13.10.13

Aus mit Kraut

Peter Haudum wird ab diesem Winter unser Team Österreich verstärken. Wir freuen uns schon sehr auf die Zusammenarbeit und geben hier demnächst näheres bekannt. Peter fängt jedes Jahr eine schier unglaubliche Anzahl kapitaler Karpfen. Doch selten sieht man den großen Aufwand hinter einem großen Fisch. Hier schildert Peter, wie er sich seine Spots entkrautet - gute Tipps und dicke Fische inklusive:

„Viele von uns kennen das Problem. Plätze die man Ende Frühjahr problemlos befischen konnte, wuchern über die Sommermonate sprichwörtlich zu!!! Das Kraut explodiert in den warmen Monaten und reicht teilweise bis an die Oberfläche. Gerade diese Bereiche suchen Karpfen aber regelmäßig auf – auch jetzt im Herbst noch – da sie dort Schutz und natürliche Nahrung im Überfluss vorfinden. Für mich war klar, dass ich in einem dieser Bereiche vom Sommer weg die restliche Saison angeln wollte. Mit der Markerrute bewaffnet, fand ich auch zwei viel versprechende krautfreie Spots. Die Bodenstruktur war leicht schlammig, bis ich mit meiner Futterkampagne startete.
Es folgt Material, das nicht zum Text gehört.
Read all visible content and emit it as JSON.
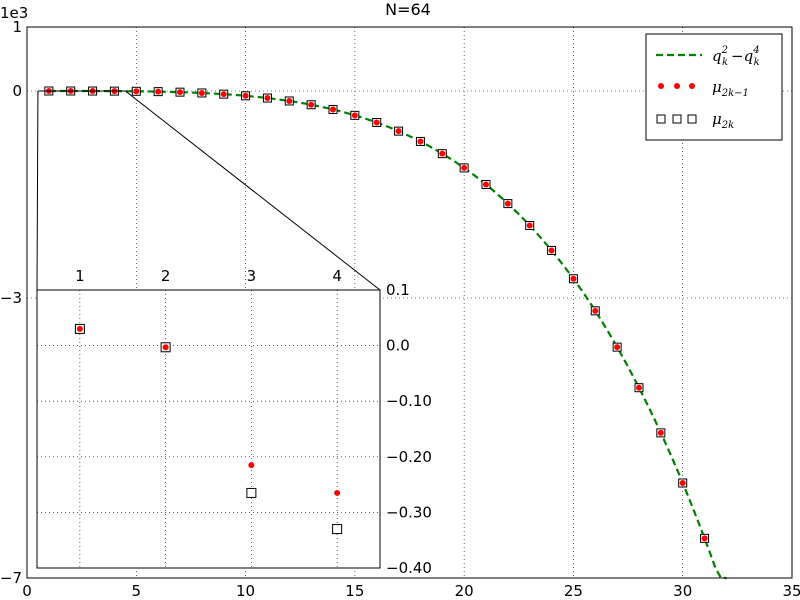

Bereits nach zwei Wochen an den gefütterten Plätzen wurden diese deutlich größer, die Schlammschicht war verschwunden und ich konnte einige gewichtige Bartelträger überlisten.

Nachteil war nur, dass sich eine Krautwand direkt vor meinen Plätzen ausgebildet hatte und viele der Fische in dieser steckten. Im Sommer stellte dies kein Problem dar, rein in die Badehose, Flossen an und raus zum Fisch. Dabei konnte ich im glasklaren Wasser zum Teil das Verhalten unserer beschuppten Freunde beobachten. Diese standen, trotz Druck auf der Rute, seelenruhig nur mit einem Teil des Körpers im Krautfeld und bewegten sich kaum. Ich tauchte ab, beförderte sie aus dem Krautfeld und konnte sie ohne Probleme landen. Da jetzt aber die Wassertemperaturen fallen, Boote an dem von mir befischen Gewässer verboten sind, musste eine andere Lösung für dieses Problem her.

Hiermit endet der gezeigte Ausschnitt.